The maxim holds that people move right as they grow older. I moved left. In each case, I was in the minority. Only one other child wore Goldwater buttons in 1964 at Kenilworth School, Barry's alma mater; LBJ buttons were in profusion. Later I handed out leaflets for state Rep. Betty Adams Rockwell. In high school, I manned the phones for Jack Williams and Richard Nixon. Even on a shallow, but oh-so-important level for a high-school boy (oh, I've grown up, honest...), being a Teen Age Republican was a lonely avocation. Back then, all the pretty girls, much less the pretty and smart girls, were Democrats. There were certainly no blond goddesses such as Monica Goodling, who led the hiring thought police at the Bush Justice Department.
As a young columnist, I staked out what at the time was the Dead Career Zone in newspapers, as a supporter of free markets, free trade and limited government. Now I feel the need to put all of those goals in quotation marks. For I did move left, knowing, as Whittaker Chambers said in a different context, "that I am leaving the winning side for the losing side."

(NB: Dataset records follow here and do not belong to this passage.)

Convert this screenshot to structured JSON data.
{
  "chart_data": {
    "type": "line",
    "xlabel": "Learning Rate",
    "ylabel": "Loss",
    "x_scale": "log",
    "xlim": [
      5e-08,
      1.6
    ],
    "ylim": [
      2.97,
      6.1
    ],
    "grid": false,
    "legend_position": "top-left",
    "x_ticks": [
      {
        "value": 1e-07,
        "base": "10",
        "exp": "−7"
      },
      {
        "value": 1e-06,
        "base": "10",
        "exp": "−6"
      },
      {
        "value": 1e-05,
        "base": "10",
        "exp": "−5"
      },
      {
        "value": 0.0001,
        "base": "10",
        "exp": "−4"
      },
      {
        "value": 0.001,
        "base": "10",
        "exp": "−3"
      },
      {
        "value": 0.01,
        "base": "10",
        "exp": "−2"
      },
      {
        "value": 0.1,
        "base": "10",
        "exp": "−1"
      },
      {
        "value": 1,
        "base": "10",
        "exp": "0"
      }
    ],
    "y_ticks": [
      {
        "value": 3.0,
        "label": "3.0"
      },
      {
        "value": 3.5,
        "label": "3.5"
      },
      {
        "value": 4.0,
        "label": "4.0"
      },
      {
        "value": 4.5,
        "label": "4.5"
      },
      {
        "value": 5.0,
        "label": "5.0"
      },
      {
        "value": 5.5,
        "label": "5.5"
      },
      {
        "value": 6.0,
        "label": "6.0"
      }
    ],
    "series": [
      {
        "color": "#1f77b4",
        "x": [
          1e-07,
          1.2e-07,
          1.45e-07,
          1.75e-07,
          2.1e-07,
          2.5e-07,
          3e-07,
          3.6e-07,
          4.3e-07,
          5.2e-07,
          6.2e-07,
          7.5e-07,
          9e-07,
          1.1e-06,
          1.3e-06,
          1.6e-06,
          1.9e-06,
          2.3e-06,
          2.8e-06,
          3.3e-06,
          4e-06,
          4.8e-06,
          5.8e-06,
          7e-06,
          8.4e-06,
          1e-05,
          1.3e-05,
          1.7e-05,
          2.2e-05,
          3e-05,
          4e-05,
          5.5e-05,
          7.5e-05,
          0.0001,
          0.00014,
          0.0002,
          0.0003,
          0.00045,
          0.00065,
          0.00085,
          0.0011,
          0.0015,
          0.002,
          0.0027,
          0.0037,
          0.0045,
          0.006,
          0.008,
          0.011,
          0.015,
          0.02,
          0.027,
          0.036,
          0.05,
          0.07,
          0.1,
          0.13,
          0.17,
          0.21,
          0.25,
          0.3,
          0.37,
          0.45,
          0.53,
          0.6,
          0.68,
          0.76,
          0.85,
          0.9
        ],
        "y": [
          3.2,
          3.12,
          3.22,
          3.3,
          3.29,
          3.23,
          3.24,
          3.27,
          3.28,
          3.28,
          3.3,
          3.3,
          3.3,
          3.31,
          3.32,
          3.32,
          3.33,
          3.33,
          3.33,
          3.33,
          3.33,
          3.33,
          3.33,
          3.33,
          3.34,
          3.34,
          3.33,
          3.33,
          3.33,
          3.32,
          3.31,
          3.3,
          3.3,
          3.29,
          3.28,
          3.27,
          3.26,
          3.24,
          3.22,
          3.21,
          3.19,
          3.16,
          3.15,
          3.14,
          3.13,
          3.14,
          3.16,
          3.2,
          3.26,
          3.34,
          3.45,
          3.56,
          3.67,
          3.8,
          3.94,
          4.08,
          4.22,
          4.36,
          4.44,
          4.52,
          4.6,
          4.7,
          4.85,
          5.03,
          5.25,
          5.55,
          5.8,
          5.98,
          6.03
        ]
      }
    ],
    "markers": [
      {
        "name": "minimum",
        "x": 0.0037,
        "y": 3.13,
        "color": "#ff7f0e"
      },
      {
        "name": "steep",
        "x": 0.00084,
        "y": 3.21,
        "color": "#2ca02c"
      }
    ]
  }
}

I must say a few things in my defense besides "young" and "stupid." I was raised in a staunchly Republican family, where my grandmother never voted for a Democrat again because of the way Woodrow Wilson treated Theodore Roosevelt. My mother was involved in Arizona GOP politics. It was an intensely political household, with dinner-table conversations over public policy. My mother's rule was that one could take any position, as long as he could defend it with learning and logic. Barry Goldwater was an icon and seemed to embody the best of Arizona and the West, as did leaders such as Paul Fannin and John J. Rhodes. In a house of books, I gravitated to the ones that tended to support my positions — a fatal intellectual flaw, of course. Buckley and Goldwater conservatism encouraged independent thinking, as opposed to the rigid ideologies of the left, or so it seemed. Growing up in old Arizona, I was in a sparsely populated place where abstractions seemed borne out by everything around us. And the existential struggle of the Cold War towered above all else; here the Republicans seemed stronger, no small thing.